FanPass occupies the middle ground: more trustworthy than Viagogo by a wide margin, slightly less transparent on pricing than StubHub, and competitive with LiveFootballTickets for football-specific events. For buyers who already have a FanPass listing in mind, the platform is a reasonable choice — just verify the total cost at checkout before confirming.
Frequently Asked Questions
Is FanPass a scam?
No. FanPass is a registered UK company (FanPass Ltd, Companies House) that has been operating since 2013. It holds a 4.1-star rating on Trustpilot across hundreds of verified reviews. While individual transactions can go wrong — as with any resale marketplace — the platform itself is not fraudulent.
Does FanPass give refunds?
Yes, under specific conditions. FanPass’s buyer guarantee covers tickets that are never delivered, rejected as invalid at the venue, or significantly different from the listing description. Refunds are not available for buyer’s remorse, event cancellations (handled by the organiser), or name-on-ticket issues that were disclosed before purchase.
Why are FanPass tickets so expensive?
Prices on FanPass are set by individual sellers based on market demand, not face value. A sold-out event will carry a premium. On top of the seller’s price, FanPass adds a 15–25% service fee at checkout, plus potential currency conversion charges from your card provider. The total can be 25–40% above the original ticket price for high-demand events.
How long does FanPass take to deliver tickets?
E-tickets typically arrive within minutes to 24 hours. Physical tickets can take 3–5 business days. For last-minute purchases (under 48 hours before the event), only e-ticket listings are practical — avoid physical delivery options at that stage.
Is it safe to buy Premier League tickets on FanPass?
Generally yes, though caution is warranted.
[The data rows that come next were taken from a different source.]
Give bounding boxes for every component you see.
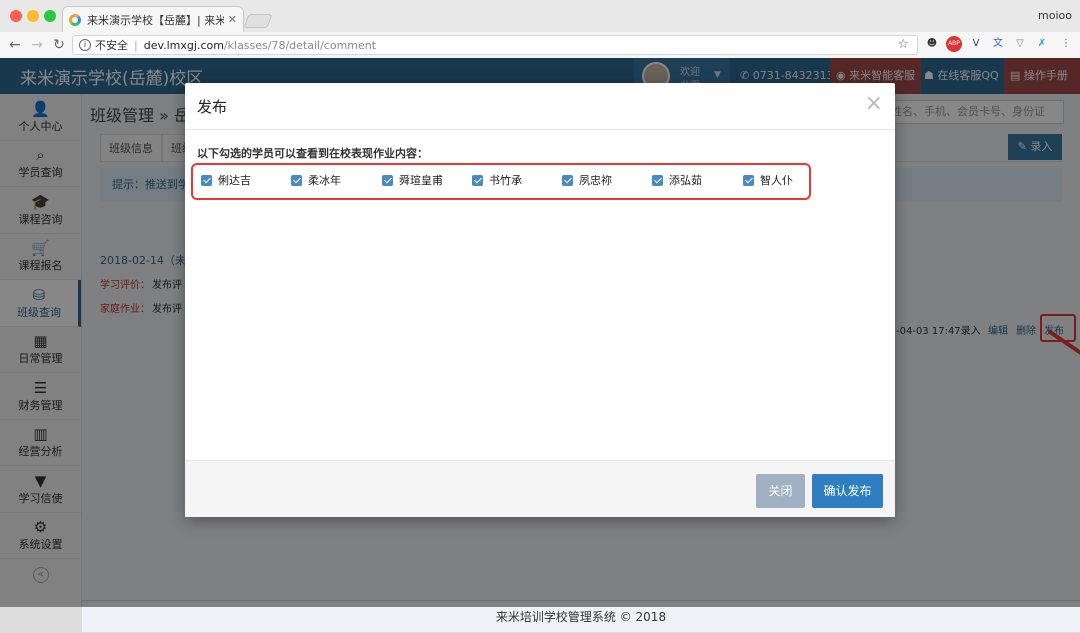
info-icon[interactable]: i [79, 39, 91, 51]
security-label: 不安全 [95, 39, 128, 52]
site-logo-icon [69, 13, 81, 26]
student-name: 俐达吉 [218, 174, 251, 187]
checkbox-checked-icon[interactable] [743, 174, 754, 186]
window-zoom-button[interactable] [44, 10, 56, 22]
checkbox-checked-icon[interactable] [472, 174, 483, 186]
student-checkbox[interactable]: 智人仆 [743, 172, 793, 188]
url-path: /klasses/78/detail/comment [223, 38, 377, 52]
close-icon[interactable]: × [865, 93, 883, 115]
student-checkbox[interactable]: 夙忠祢 [562, 172, 612, 188]
dialog-title: 发布 [197, 98, 228, 116]
extension-ghost-icon[interactable]: ☻ [924, 36, 940, 52]
student-checkbox[interactable]: 舜瑄皇甫 [382, 172, 443, 188]
close-button[interactable]: 关闭 [756, 474, 805, 508]
window-minimize-button[interactable] [27, 10, 39, 22]
tab-bar: 来米演示学校【岳麓】| 来米培 ✕ moioo [0, 0, 1080, 32]
extension-v-icon[interactable]: V [968, 36, 984, 52]
url-host: dev.lmxgj.com [143, 38, 224, 52]
student-name: 舜瑄皇甫 [399, 174, 443, 187]
profile-name[interactable]: moioo [1038, 9, 1072, 22]
tab-title: 来米演示学校【岳麓】| 来米培 [87, 13, 224, 27]
dialog-prompt: 以下勾选的学员可以查看到在校表现作业内容： [197, 147, 428, 160]
forward-icon[interactable]: → [26, 37, 48, 53]
back-icon[interactable]: ← [4, 37, 26, 53]
checkbox-checked-icon[interactable] [382, 174, 393, 186]
browser-menu-icon[interactable]: ⋮ [1058, 36, 1074, 52]
publish-dialog: 发布 × 以下勾选的学员可以查看到在校表现作业内容： 俐达吉 柔冰年 舜瑄皇甫 … [185, 83, 895, 517]
student-checkbox[interactable]: 柔冰年 [291, 172, 341, 188]
dialog-footer: 关闭 确认发布 [185, 460, 895, 517]
url-separator: | [134, 38, 138, 52]
browser-tab[interactable]: 来米演示学校【岳麓】| 来米培 ✕ [62, 6, 244, 32]
checkbox-checked-icon[interactable] [562, 174, 573, 186]
url-bar[interactable]: i 不安全 | dev.lmxgj.com /klasses/78/detail… [72, 35, 918, 55]
new-tab-button[interactable] [243, 14, 273, 28]
checkbox-checked-icon[interactable] [291, 174, 302, 186]
checkbox-checked-icon[interactable] [652, 174, 663, 186]
translate-icon[interactable]: 文 [990, 36, 1006, 52]
student-checkbox[interactable]: 添弘茹 [652, 172, 702, 188]
adblock-icon[interactable]: ABP [946, 36, 962, 52]
reload-icon[interactable]: ↻ [48, 37, 70, 53]
student-name: 智人仆 [760, 174, 793, 187]
browser-chrome: 来米演示学校【岳麓】| 来米培 ✕ moioo ← → ↻ i 不安全 | de… [0, 0, 1080, 58]
bookmark-star-icon[interactable]: ☆ [897, 37, 909, 52]
checkbox-checked-icon[interactable] [201, 174, 212, 186]
student-checkbox[interactable]: 俐达吉 [201, 172, 251, 188]
student-checkbox[interactable]: 书竹承 [472, 172, 522, 188]
confirm-publish-button[interactable]: 确认发布 [812, 474, 883, 508]
dialog-header: 发布 × [185, 83, 895, 130]
student-name: 柔冰年 [308, 174, 341, 187]
address-bar-row: ← → ↻ i 不安全 | dev.lmxgj.com /klasses/78/… [0, 32, 1080, 58]
student-name: 夙忠祢 [579, 174, 612, 187]
extension-y-icon[interactable]: ▽ [1012, 36, 1028, 52]
student-name: 添弘茹 [669, 174, 702, 187]
extension-x-icon[interactable]: ✗ [1034, 36, 1050, 52]
tab-close-icon[interactable]: ✕ [228, 13, 237, 26]
student-name: 书竹承 [489, 174, 522, 187]
window-close-button[interactable] [10, 10, 22, 22]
Most Premier League clubs scan barcodes at the gate rather than matching names. Season-ticket holders regularly resell individual match tickets through platforms like FanPass. Check whether the specific club enforces name-matching policies before purchasing, and always opt for e-ticket delivery when buying close to match day.
What happens if my FanPass tickets have the wrong name?
Most venues accept tickets regardless of the printed name — the barcode is what matters at the scanner. Some high-security events or specific clubs require ID matching. If the listing discloses a name restriction and you proceed with the purchase, FanPass’s guarantee does not cover that scenario. When in doubt, contact FanPass support before buying.
How does FanPass compare to StubHub?
StubHub is larger, offers all-in pricing transparency, and carries a slightly higher Trustpilot rating (4.4 vs 4.1). FanPass is competitive for European football events specifically and has operated reliably since 2013. StubHub’s FanProtect guarantee also offers replacement tickets as an option, not just refunds.
Can I sell tickets on FanPass?
Yes. FanPass allows verified sellers to list tickets. Sellers set their own price, and FanPass handles payment processing and buyer communication. A verification process is required before listings go live. Seller fees are deducted from the sale proceeds.
Final Verdict
FanPass is a legitimate ticket resale platform with over a decade of operation, a functional buyer guarantee, and a Trustpilot rating that reflects genuine — if imperfect — customer satisfaction. It is not a scam, but it is also not without friction: service fees are higher than some competitors, pricing transparency could improve, and physical ticket delivery timelines can cause genuine stress.
For buyers, the practical advice is straightforward. Choose e-ticket delivery whenever possible. Check the total cost at checkout before confirming. Contact support early if anything looks wrong. And if you’re comparing platforms, weigh FanPass against StubHub and LiveFootballTickets — each has trade-offs worth understanding for your specific event and budget.